I promise that despite my depressed state, i never worried about the fact that potentially our freedom of speech is being curtailed. Tough times call for drastic measures after all. Look at China. They are doing so well. I think they got about 2 trillion gold medals in the latest Olympics.

Freedom of speech is totally overrated.

Vidyut at AamJanata says that absolute free speech is a myth:

Free speech is about your opinions. Your right to say what you want. However, freedom of information is an important part of free speech. Spreading disinformation is anti-freespeech, because disinformation influences free speech for an agenda. [..]

How easy it is to claim freedom of speech for purposes of communal incitement, something which is explicitly illegal in India.
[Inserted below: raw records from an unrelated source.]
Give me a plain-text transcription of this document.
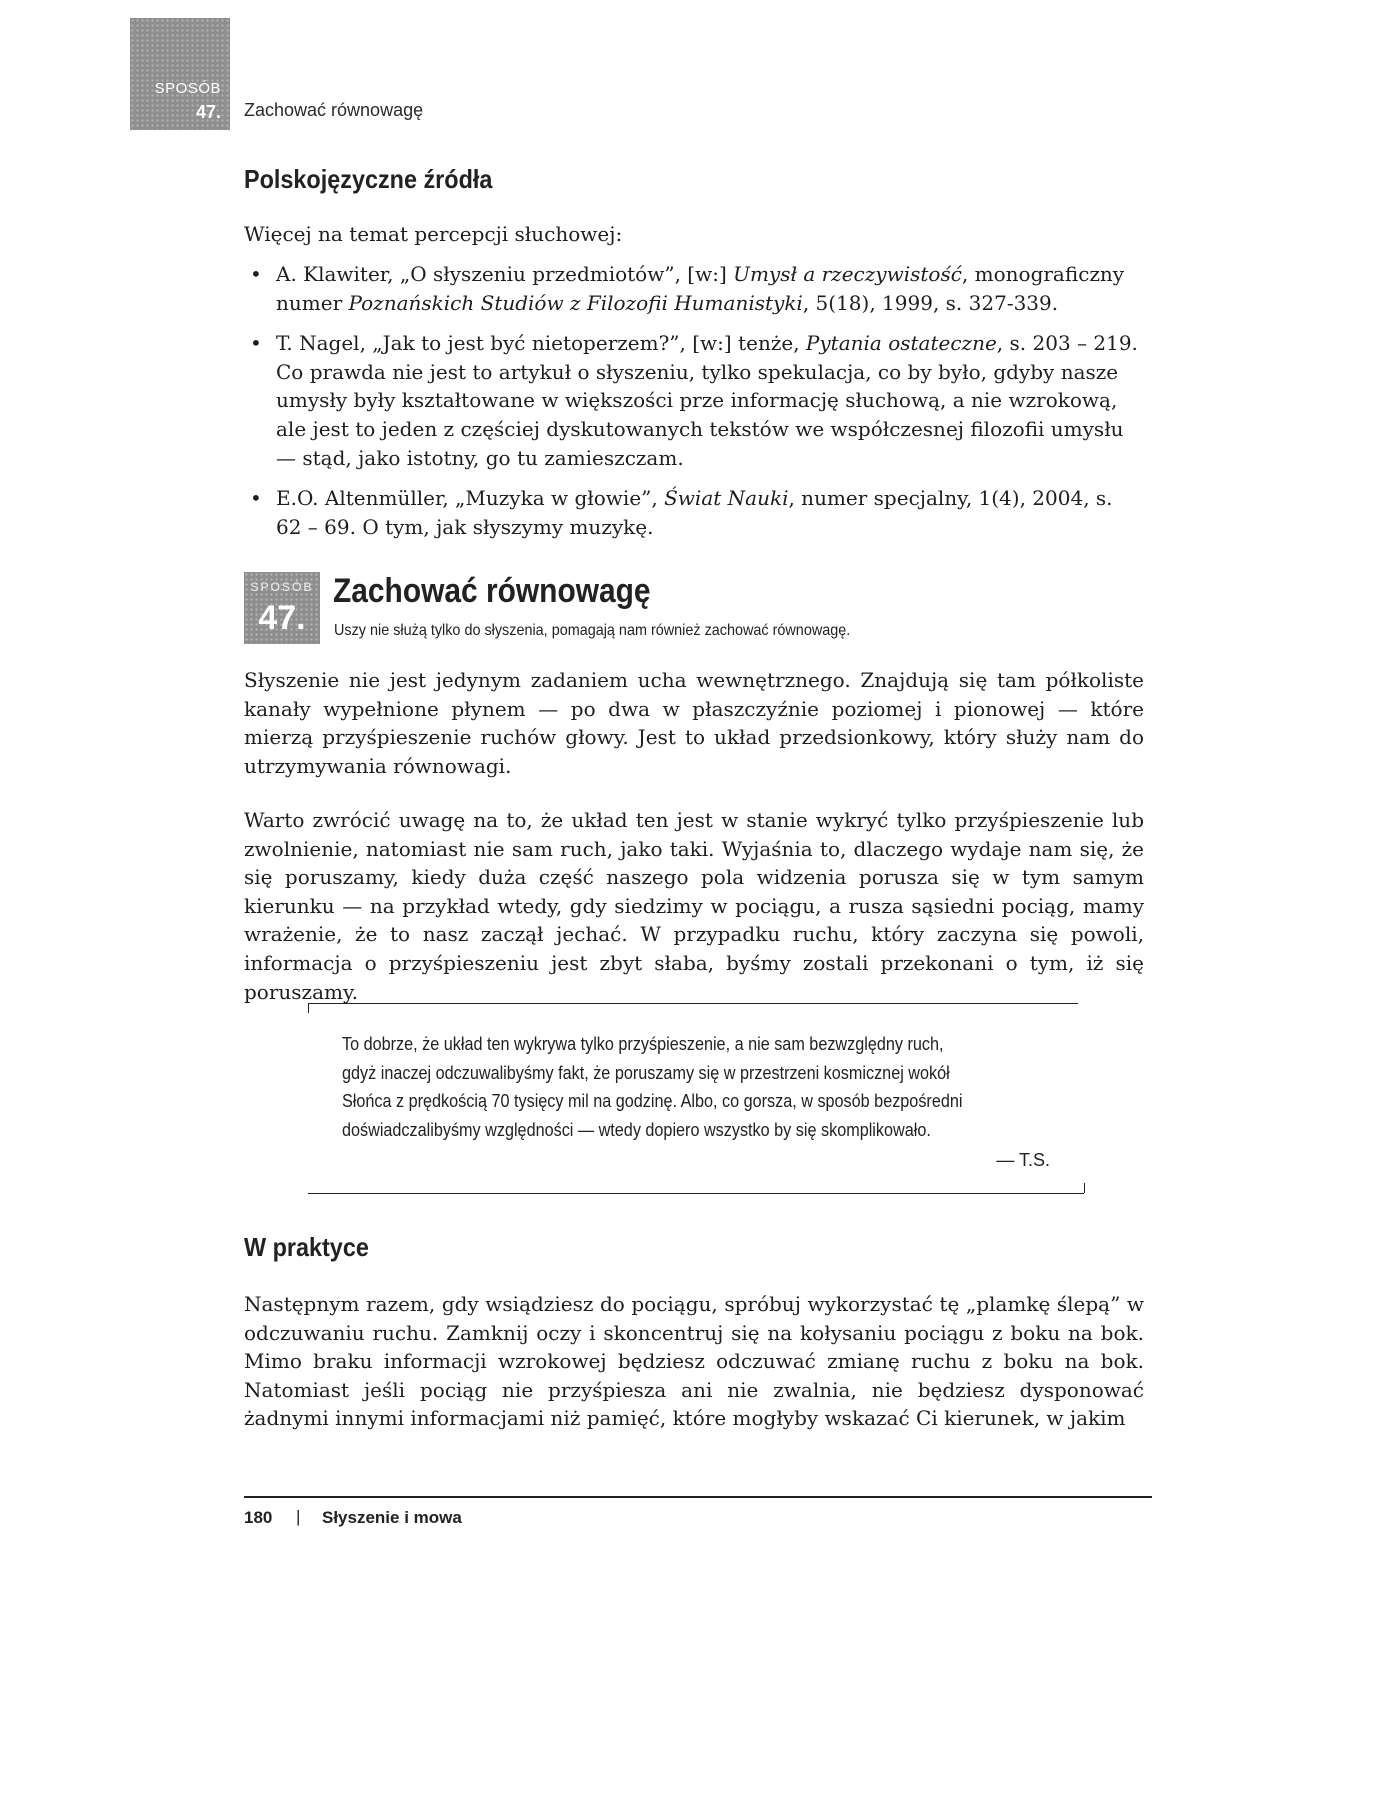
SPOSÓB
47. Zachować równowagę
Polskojęzyczne źródła

Więcej na temat percepcji słuchowej:

• A. Klawiter, „O słyszeniu przedmiotów”, [w:] Umysł a rzeczywistość, monograficzny numer Poznańskich Studiów z Filozofii Humanistyki, 5(18), 1999, s. 327-339.
• T. Nagel, „Jak to jest być nietoperzem?”, [w:] tenże, Pytania ostateczne, s. 203 – 219. Co prawda nie jest to artykuł o słyszeniu, tylko spekulacja, co by było, gdyby nasze umysły były kształtowane w większości prze informację słuchową, a nie wzrokową, ale jest to jeden z częściej dyskutowanych tekstów we współczesnej filozofii umysłu — stąd, jako istotny, go tu zamieszczam.
• E.O. Altenmüller, „Muzyka w głowie”, Świat Nauki, numer specjalny, 1(4), 2004, s. 62 – 69. O tym, jak słyszymy muzykę.
SPOSÓB
47.
Zachować równowagę
Uszy nie służą tylko do słyszenia, pomagają nam również zachować równowagę.

Słyszenie nie jest jedynym zadaniem ucha wewnętrznego. Znajdują się tam półkoliste kanały wypełnione płynem — po dwa w płaszczyźnie poziomej i pionowej — które mierzą przyśpieszenie ruchów głowy. Jest to układ przedsionkowy, który służy nam do utrzymywania równowagi.

Warto zwrócić uwagę na to, że układ ten jest w stanie wykryć tylko przyśpieszenie lub zwolnienie, natomiast nie sam ruch, jako taki. Wyjaśnia to, dlaczego wydaje nam się, że się poruszamy, kiedy duża część naszego pola widzenia porusza się w tym samym kierunku — na przykład wtedy, gdy siedzimy w pociągu, a rusza sąsiedni pociąg, mamy wrażenie, że to nasz zaczął jechać. W przypadku ruchu, który zaczyna się powoli, informacja o przyśpieszeniu jest zbyt słaba, byśmy zostali przekonani o tym, iż się poruszamy.

To dobrze, że układ ten wykrywa tylko przyśpieszenie, a nie sam bezwzględny ruch,
gdyż inaczej odczuwalibyśmy fakt, że poruszamy się w przestrzeni kosmicznej wokół
Słońca z prędkością 70 tysięcy mil na godzinę. Albo, co gorsza, w sposób bezpośredni
doświadczalibyśmy względności — wtedy dopiero wszystko by się skomplikowało.
— T.S.
W praktyce

Następnym razem, gdy wsiądziesz do pociągu, spróbuj wykorzystać tę „plamkę ślepą” w odczuwaniu ruchu. Zamknij oczy i skoncentruj się na kołysaniu pociągu z boku na bok. Mimo braku informacji wzrokowej będziesz odczuwać zmianę ruchu z boku na bok. Natomiast jeśli pociąg nie przyśpiesza ani nie zwalnia, nie będziesz dysponować żadnymi innymi informacjami niż pamięć, które mogłyby wskazać Ci kierunek, w jakim

180 | Słyszenie i mowa
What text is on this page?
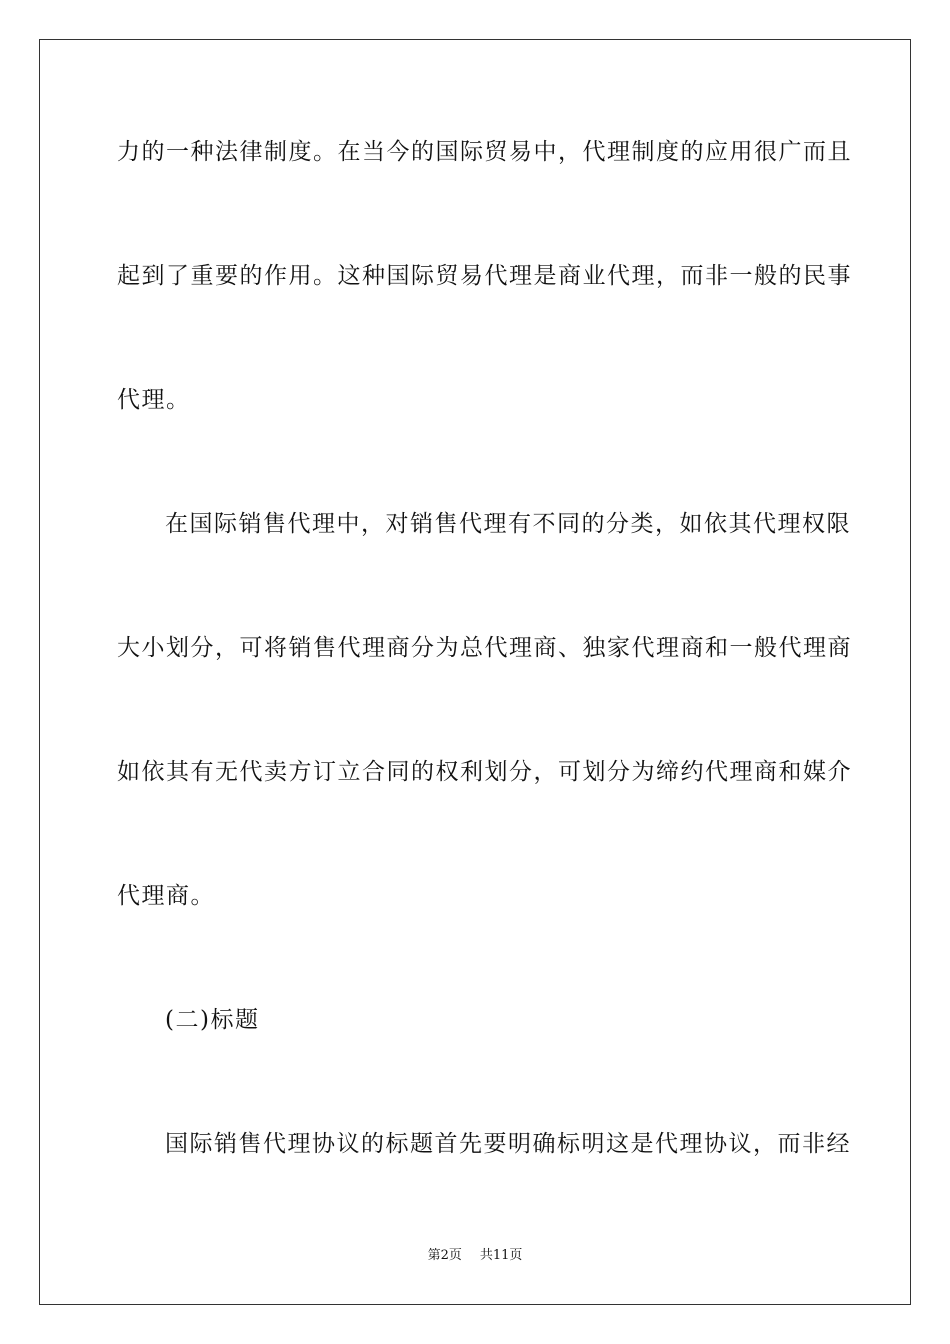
力的一种法律制度。在当今的国际贸易中，代理制度的应用很广而且
起到了重要的作用。这种国际贸易代理是商业代理，而非一般的民事
代理。
在国际销售代理中，对销售代理有不同的分类，如依其代理权限
大小划分，可将销售代理商分为总代理商、独家代理商和一般代理商
如依其有无代卖方订立合同的权利划分，可划分为缔约代理商和媒介
代理商。
(二)标题
国际销售代理协议的标题首先要明确标明这是代理协议，而非经
第2页 共11页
How easy it is to play the victim and overturn feeble attempts at enforcing order. How easy it is to fool citizens who have deliberately been kept in the dark on any dialogue on free speech, that any censorship is a violation of free speech.

There is *always* a line. A line that is drawn with a view to freedoms and tweaked in cases of emergency however needed. When you have people from the northeast from half a dozen cities fleeing, effective or not, the government has the right to take measures it thinks are appropriate – though admittedly the government is not very bright with this. To condemn the censorship as an attack of Freedom of Speech is a fundamental misunderstanding of what Free Speech is.

Silence before the storm considers the Internet to be a ‘self conditioned’ environment: “that is the arbitration mechanism needn’t be external to the system that Internet provides, but internal contradictions will nullify each other.”

The Delhi High Court yesterday refused to entertain a Public Interest Litigation filed by a group of law students to annul the Indian Government’s notifications of blocking web pages (including pages of Facebook, Google and Twitter) for hosting inflammatory content and triggering panic. Apurva Chaudhary writes:

The plea stated that the notifications (under the Information and Technology Act and its rules) were patently unconstitutional and violated the fundamental rights of the freedom of speech and expression by blocking access to the websites without giving a hearing to the content owners and other affected people.

However, the judges on the bench said that they could not treat the plea as a public interest litigation and that the affected parties should approach the court.